Afgelopen drie jaar schreef ik, deels op Eigen Hof, aan een boek dat Het recht van de snelste heet. En beschrijf daarin ook het leven hier, waar juist het recht van de traagste geldt.
Toen ik vier jaar geleden vanuit de asfaltzee aanspoelde op het geheime groene eilandje \’vtv Eigen Hof\’, liet ik mijn zorgen achter de poort, maar mijn haast niet. Tot ik op mijn fiets één keer bijna een tuinder die zijn hekje uitkwam omver reed, die verwonderd zei: het hoeft toch niet zo hard?
Misschien wel niet, nee, dacht ik toen.
Vanaf toen besloot ik de regel \’fiets aan de hand\’ te verstaan als stapvoets fietsen. Maar ik bleef op het pad altijd op weg, druk bezig om van A naar B te komen. Precies op tijd vertrok ik om een trein of afspraak te kunnen halen, dus een spontaan gesprekje op het pad zat er nooit in.

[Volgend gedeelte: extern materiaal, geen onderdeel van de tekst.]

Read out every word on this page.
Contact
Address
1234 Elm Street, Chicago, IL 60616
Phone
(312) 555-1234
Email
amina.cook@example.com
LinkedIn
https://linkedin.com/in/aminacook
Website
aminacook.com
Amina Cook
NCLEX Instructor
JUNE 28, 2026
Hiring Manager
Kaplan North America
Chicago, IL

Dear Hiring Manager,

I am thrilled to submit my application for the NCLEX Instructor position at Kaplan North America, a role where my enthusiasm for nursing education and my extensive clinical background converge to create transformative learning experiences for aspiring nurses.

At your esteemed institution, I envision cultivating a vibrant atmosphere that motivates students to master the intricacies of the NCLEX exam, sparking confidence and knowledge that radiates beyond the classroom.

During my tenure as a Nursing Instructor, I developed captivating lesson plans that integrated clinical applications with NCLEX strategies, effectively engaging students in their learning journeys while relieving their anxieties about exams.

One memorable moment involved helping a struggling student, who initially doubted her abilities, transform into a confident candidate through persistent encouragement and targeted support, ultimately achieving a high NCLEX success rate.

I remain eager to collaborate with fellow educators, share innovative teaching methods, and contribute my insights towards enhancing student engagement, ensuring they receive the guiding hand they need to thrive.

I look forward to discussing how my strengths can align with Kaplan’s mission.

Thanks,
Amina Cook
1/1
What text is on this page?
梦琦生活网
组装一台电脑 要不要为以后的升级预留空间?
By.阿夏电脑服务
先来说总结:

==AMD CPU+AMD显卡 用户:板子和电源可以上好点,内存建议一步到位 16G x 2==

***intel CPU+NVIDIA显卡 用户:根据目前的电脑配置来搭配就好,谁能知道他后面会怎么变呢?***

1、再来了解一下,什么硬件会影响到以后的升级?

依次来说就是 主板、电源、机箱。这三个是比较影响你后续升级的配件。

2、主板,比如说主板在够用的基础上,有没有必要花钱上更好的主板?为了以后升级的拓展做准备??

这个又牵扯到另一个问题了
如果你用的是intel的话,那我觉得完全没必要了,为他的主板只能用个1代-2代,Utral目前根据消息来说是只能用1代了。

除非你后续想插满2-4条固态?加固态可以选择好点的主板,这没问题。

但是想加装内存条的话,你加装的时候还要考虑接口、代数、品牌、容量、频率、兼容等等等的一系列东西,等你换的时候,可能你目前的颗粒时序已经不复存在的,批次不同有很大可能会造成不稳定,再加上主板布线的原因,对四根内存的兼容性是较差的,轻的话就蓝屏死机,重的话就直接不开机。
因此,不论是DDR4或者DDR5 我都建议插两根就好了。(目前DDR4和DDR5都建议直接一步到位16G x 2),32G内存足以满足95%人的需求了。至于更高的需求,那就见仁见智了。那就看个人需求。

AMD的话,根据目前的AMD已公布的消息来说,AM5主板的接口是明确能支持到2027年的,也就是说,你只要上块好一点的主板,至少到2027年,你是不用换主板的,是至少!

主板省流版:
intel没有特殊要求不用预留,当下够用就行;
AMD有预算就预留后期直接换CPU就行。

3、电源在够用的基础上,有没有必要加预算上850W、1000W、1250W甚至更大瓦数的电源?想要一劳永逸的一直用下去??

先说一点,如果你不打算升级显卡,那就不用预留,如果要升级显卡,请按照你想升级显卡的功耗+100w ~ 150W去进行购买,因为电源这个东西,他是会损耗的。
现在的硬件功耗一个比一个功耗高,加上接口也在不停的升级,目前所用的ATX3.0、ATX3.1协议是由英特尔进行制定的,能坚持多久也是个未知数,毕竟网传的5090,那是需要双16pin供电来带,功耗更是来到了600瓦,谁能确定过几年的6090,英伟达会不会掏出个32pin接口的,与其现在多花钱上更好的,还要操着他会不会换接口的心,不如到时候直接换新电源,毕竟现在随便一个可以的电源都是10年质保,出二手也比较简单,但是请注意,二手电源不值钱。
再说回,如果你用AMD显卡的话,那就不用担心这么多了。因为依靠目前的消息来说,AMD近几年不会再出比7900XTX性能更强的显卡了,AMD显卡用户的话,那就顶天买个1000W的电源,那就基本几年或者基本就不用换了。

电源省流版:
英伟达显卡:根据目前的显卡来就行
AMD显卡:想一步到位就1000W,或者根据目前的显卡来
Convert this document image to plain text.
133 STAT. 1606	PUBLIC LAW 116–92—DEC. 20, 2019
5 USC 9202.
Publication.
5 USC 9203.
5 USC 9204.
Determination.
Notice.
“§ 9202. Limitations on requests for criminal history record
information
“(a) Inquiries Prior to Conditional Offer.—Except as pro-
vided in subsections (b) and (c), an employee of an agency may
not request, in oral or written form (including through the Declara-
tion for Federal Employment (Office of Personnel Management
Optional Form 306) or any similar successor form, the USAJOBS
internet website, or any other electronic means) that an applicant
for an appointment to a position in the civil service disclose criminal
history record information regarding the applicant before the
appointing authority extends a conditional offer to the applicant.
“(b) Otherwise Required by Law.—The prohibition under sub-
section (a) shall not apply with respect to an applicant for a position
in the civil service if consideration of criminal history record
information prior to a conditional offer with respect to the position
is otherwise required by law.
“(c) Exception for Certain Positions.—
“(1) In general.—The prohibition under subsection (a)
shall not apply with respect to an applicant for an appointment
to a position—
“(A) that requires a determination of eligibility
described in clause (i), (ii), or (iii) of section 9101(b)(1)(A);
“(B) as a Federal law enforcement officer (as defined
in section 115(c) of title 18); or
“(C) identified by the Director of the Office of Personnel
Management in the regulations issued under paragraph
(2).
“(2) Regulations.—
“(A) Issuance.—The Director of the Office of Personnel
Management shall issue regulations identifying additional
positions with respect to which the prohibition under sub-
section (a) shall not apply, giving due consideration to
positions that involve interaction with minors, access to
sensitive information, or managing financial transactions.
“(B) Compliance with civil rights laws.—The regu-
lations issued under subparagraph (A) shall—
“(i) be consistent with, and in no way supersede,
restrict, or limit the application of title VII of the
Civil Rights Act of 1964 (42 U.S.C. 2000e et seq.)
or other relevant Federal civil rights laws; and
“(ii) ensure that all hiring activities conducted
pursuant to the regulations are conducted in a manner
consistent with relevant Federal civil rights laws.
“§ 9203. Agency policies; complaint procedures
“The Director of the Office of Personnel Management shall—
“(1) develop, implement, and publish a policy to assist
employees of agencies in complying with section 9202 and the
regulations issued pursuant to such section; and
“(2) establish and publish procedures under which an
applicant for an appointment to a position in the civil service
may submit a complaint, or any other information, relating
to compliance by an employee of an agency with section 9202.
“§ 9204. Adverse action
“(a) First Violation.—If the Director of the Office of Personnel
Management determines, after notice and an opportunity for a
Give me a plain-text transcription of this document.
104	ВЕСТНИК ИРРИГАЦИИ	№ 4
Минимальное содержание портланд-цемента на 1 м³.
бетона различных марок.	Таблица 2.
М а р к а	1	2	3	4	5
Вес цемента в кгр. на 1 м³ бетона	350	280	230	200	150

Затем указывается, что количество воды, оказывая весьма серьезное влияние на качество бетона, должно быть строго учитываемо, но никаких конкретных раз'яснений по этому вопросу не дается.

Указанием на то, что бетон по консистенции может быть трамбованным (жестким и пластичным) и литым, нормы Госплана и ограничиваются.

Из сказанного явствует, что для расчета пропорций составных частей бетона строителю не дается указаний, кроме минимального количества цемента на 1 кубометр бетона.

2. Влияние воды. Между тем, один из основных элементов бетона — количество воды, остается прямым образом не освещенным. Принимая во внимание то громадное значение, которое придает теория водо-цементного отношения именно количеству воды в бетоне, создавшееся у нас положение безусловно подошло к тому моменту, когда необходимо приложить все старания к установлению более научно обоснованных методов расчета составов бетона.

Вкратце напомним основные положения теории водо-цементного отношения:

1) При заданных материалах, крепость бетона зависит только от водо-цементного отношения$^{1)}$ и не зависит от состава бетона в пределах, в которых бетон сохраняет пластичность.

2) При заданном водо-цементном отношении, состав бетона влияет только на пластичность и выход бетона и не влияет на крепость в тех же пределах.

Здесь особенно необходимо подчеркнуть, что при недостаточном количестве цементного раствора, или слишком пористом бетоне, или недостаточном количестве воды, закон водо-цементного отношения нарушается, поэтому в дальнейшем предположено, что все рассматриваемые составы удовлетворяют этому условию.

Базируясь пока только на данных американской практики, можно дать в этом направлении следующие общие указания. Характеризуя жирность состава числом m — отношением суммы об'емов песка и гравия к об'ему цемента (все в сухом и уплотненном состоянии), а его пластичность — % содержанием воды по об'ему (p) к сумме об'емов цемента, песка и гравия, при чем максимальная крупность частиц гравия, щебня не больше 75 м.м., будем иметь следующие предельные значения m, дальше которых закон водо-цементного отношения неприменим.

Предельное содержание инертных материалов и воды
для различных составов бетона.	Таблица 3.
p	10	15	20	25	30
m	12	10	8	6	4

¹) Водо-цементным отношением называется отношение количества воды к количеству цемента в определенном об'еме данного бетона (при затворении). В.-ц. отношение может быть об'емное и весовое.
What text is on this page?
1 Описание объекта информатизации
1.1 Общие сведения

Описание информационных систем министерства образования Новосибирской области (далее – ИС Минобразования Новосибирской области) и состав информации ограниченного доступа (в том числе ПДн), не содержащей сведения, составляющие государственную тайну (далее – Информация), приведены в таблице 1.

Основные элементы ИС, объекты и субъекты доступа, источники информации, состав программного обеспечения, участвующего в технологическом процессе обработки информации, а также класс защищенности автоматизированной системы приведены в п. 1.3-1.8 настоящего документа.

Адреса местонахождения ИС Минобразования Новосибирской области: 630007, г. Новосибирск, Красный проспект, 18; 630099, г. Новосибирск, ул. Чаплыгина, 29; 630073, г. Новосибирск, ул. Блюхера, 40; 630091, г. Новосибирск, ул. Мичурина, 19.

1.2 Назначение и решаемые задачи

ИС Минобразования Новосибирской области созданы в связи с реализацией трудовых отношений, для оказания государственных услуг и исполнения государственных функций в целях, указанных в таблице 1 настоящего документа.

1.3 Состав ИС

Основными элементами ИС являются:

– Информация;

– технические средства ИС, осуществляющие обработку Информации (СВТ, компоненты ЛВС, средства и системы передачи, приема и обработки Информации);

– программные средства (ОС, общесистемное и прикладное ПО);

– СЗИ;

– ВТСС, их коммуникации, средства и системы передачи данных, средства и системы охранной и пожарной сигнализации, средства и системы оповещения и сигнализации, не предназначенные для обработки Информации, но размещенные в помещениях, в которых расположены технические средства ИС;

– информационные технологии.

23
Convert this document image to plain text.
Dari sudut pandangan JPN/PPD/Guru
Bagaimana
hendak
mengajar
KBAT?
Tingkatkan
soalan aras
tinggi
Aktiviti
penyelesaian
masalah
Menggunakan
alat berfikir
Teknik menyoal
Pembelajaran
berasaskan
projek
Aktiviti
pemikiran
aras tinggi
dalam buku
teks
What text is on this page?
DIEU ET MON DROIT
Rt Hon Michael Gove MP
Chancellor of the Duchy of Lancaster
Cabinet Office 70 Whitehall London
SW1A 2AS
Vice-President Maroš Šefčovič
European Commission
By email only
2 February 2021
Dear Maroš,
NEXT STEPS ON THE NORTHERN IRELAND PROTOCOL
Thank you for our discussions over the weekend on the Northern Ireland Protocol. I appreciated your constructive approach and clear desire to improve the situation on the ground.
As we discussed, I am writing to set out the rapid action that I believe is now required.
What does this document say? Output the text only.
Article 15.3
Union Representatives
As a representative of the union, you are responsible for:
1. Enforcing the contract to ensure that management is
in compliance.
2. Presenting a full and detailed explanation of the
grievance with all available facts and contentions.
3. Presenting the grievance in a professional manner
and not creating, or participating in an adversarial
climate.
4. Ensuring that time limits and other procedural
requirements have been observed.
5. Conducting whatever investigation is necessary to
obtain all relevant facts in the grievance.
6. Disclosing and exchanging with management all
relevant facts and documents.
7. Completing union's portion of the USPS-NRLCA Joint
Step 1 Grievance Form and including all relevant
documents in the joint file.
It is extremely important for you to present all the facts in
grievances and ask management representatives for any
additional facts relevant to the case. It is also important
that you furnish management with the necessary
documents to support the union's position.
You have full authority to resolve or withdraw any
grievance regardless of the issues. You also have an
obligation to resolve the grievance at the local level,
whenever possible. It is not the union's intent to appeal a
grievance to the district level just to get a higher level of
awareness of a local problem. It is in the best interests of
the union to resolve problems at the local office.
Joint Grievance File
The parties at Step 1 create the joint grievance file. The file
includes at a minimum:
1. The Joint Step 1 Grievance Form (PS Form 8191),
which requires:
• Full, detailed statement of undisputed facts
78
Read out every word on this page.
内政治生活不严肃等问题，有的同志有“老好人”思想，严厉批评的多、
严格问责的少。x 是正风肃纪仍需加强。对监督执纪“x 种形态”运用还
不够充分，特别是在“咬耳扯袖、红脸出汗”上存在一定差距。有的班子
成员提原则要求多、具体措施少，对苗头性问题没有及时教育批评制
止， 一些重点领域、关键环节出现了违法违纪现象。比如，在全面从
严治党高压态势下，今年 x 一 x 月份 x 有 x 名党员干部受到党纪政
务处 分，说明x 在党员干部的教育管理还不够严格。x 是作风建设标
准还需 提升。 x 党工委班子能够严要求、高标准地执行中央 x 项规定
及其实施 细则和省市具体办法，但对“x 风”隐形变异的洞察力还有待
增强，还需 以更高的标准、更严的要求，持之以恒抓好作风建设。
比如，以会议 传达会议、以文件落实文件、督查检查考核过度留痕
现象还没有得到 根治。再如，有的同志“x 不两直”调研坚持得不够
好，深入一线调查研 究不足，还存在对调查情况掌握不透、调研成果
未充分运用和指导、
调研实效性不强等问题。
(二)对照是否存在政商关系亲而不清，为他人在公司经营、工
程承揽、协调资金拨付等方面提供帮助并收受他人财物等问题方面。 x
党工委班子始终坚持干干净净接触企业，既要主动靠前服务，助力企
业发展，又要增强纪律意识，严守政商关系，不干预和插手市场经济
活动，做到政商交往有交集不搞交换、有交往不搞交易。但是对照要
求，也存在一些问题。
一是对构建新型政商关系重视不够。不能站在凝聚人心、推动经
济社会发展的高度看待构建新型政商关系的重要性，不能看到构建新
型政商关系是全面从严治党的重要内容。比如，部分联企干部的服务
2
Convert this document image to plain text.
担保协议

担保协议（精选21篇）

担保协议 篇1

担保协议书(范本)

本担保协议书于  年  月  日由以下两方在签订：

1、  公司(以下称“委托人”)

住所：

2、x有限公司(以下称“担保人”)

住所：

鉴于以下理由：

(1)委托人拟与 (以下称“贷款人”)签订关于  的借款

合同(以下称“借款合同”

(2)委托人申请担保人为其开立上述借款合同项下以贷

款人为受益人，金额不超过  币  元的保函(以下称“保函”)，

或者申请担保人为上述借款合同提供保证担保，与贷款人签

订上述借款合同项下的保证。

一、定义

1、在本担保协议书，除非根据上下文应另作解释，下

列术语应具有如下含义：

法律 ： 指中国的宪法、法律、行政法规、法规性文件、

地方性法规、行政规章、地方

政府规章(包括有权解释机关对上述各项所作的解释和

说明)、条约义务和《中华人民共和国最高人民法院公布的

\’Het Fietsen\’, werd geagendeerd tijdens de eerste ALV die ik in mijn leven bezocht. Niet voor het eerst, zo begreep ik al snel. Wat bleek: sommige tuinders voelden zich \’vanaf het zadel in hun tuintje gekeken\’. Daar kon ik me niets bij voorstellen. Totdat ik me realiseerde dat mijn tuin niet op een \’druk\’ kruispunt van de lanen zat.
Een oudere tuinder zei: \’Als je onder dit hek doorgaat, betreed je de vereniging. Waar eigen regels gelden.\’ Ik leerde mezelf afstappen, op de zaterdagen. Dat leverde nieuwe kennismakingen op.
Ik begon te begrijpen dat er meer is dan snelheid en efficiency. Dat kwam ook doordat een boek begon te schrijven over ons verkeer, buiten de poort.
Daar draait alles om snelheid en doorstroming. Om verkeer, in plaats van om verkeren.
Voor dat boek dook ik de geschiedenis in. Het is eigenlijk nog maar kort zo, dat we dat zo doen, en er ligt een keuze achter, die je haast niet meer zo voelt.
Maar tot en met de Tweede Wereldoorlog was zeker de woonstraat minstens zo vaak een plek om te zijn als om van weg te gaan. Ik leerde woorden als \’stoepranden\’: een spelletje dat nu niet meer wordt gespeeld, omdat het niet meer kan met alle auto\’s langs de stoepranden.
Terug op de tuin begon ik nu van mijn fiets af te stappen zodra ik iemand zag. Het kost tijd en moeite om te leren schakelen tussen het vliegensvlugge leven van doordenderend verkeer op A13, A20 en A16 en het flitsen van de HSL en het leven hier. Het lukt me vaak niet.
Verblijven en onderweg zijn kan voor mijn gevoel vredig samengaan, wanneer degene die verblijft de meeste rechten heeft en de gehaaste mens beseft dat hij/zij iets mist door haast te hebben. Zoals ook op de camping.
Inmiddels oefen ik met lopen met de fiets aan één hand of de hand aan het zadel: balanceeroefeningen die het lopen zelf interessant maken: een soort mindfulness.
Soms lukt het niet – te moe, te laat – als er niemand kijkt, stap ik stiekem op en verbeter dan mijn vaardigheden \’zo langzaam mogelijk fietsen\’.
En nog steeds soms wacht de trein…
Mijn boek is nu verschenen en draagt de titel: Het recht van de snelste. Ik beschrijf daarin ook kort het leven op deze vereniging, in het stille oog van de storm. En hoe mooi ik het vind dat hier het recht van de traagste geldt.